Por Silvério Alves Filho
É difícil encontrar uma pessoa no Brasil que não tenha tomado conhecimento do episódio em que Sandra Fernandes, mulher de um personal trainer, o traiu com um homem em situação de rua, no seu próprio carro, no Distrito Federal.
Na ocasião, ao achar que a esposa estava sendo atacada, o marido bateu no homem que estava com ela. Posteriormente, em sede policial, a mulher afirmou que a relação extraconjugal foi consensual, ao passo que o marido informou que a mulher, provavelmente, estava com problemas psicológicos.
O fato inusitado rapidamente tomou conta das redes. Todos os veículos de comunicação noticiaram e, em busca do “engajamento”, a maioria com tons de piada em seus textos. Muitos riram, fizeram memes, piadas machistas contra a mulher e ofensas contra seu esposo, que teria sido conivente, sem personalidade, passivo.

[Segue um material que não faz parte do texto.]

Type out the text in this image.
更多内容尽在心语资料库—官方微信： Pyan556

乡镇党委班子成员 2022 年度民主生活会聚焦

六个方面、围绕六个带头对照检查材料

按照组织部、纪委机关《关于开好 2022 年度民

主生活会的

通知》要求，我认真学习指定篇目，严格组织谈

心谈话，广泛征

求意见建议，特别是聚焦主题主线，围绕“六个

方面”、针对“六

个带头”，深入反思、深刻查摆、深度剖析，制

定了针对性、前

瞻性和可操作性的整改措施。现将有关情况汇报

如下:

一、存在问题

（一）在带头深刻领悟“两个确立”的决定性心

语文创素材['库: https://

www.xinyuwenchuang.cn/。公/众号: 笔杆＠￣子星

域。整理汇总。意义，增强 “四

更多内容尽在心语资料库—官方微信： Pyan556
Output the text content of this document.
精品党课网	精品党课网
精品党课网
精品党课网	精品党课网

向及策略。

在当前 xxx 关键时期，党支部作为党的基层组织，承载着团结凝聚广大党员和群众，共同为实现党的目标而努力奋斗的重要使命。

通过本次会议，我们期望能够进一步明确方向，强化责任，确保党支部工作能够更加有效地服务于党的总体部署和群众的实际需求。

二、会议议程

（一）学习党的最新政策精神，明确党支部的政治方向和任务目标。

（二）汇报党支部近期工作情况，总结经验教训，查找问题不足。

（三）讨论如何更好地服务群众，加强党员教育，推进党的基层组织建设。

Tudo isso, sem refletir o que as ofensas, comentários e repercussões causariam naquelas pessoas, naquela família, nos filhos do casal. A violência e a agressão viraram alegria nacional, com direito a entrevista com o homem em situação de rua, contado os detalhes da ato.
Neste mundo de informações e opiniões rápidas, quase ninguém parou para refletir: e se, de fato, ela tivesse problemas psiquiátricos? E se, de fato, o marido, em vez de passivo, estava apenas exercendo sua responsabilidade afetiva com a mulher em crise?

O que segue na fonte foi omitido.